El presidente de Estados Unidos, Donald Trump, ha reconocido a la milenaria Jerusalén como capital de Israel y ha ordenado un plan para trasladar ahí su Embajada.
Aunque la mudanza de la sede diplomática tardará años y puede que nunca se materialice, la proclamación rompe con cualquier intento de neutralidad y abre un ciclo sombrío para las negociaciones de paz entre israelíes y palestinos.
“Estamos aceptando lo obvio. Israel es una nación soberana y Jerusalén es la sede de su Gobierno, Parlamento y Tribunal Supremo”, sentenció Trump.

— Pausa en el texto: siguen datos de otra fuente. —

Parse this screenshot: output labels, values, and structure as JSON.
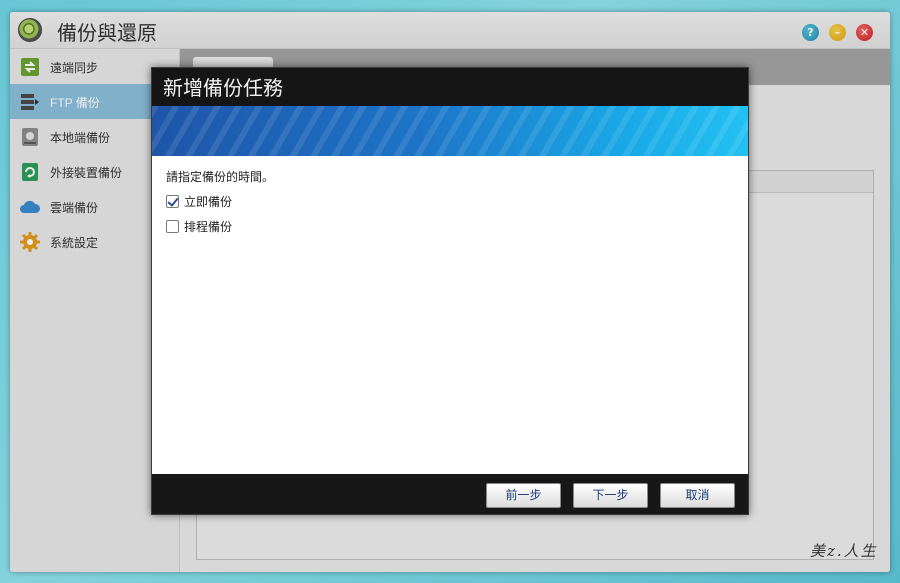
{
  "app": {
    "title": "備份與還原",
    "window_buttons": {
      "help": "?",
      "minimize": "–",
      "close": "✕"
    }
  },
  "sidebar": {
    "items": [
      {
        "label": "遠端同步",
        "icon": "sync-icon",
        "active": false
      },
      {
        "label": "FTP 備份",
        "icon": "ftp-server-icon",
        "active": true
      },
      {
        "label": "本地端備份",
        "icon": "local-disk-icon",
        "active": false
      },
      {
        "label": "外接裝置備份",
        "icon": "external-device-icon",
        "active": false
      },
      {
        "label": "雲端備份",
        "icon": "cloud-icon",
        "active": false
      },
      {
        "label": "系統設定",
        "icon": "gear-icon",
        "active": false
      }
    ]
  },
  "dialog": {
    "title": "新增備份任務",
    "prompt": "請指定備份的時間。",
    "options": [
      {
        "label": "立即備份",
        "checked": true
      },
      {
        "label": "排程備份",
        "checked": false
      }
    ],
    "buttons": {
      "back": "前一步",
      "next": "下一步",
      "cancel": "取消"
    }
  },
  "watermark": "美z.人生",
  "colors": {
    "active_item_bg": "#8bbedb",
    "dialog_title_bg": "#151515",
    "banner_start": "#1e55a8",
    "banner_end": "#23c1f2",
    "button_text": "#1c3c7a"
  }
}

El presidente ha vuelto a actuar en solitario: Europa, China, las grandes potencias musulmanas e incluso el Papa han alertado del volcán que está a punto de entrar en erupción. “Hago un fuerte llamamiento para que todos respeten el statu quo de la ciudad, de conformidad con las resoluciones pertinentes de la ONU”, declaró el Papa Francisco.
El reconocimiento alcanza la médula de las relaciones palestino-israelíes. Jerusalén no es solo una ciudad o una capital. Se trata de un símbolo. Un lugar marcado por la historia, lleno de grietas por siglos de luchas y ocupaciones hasta formar un rompecabezas que nadie ha logrado resolver.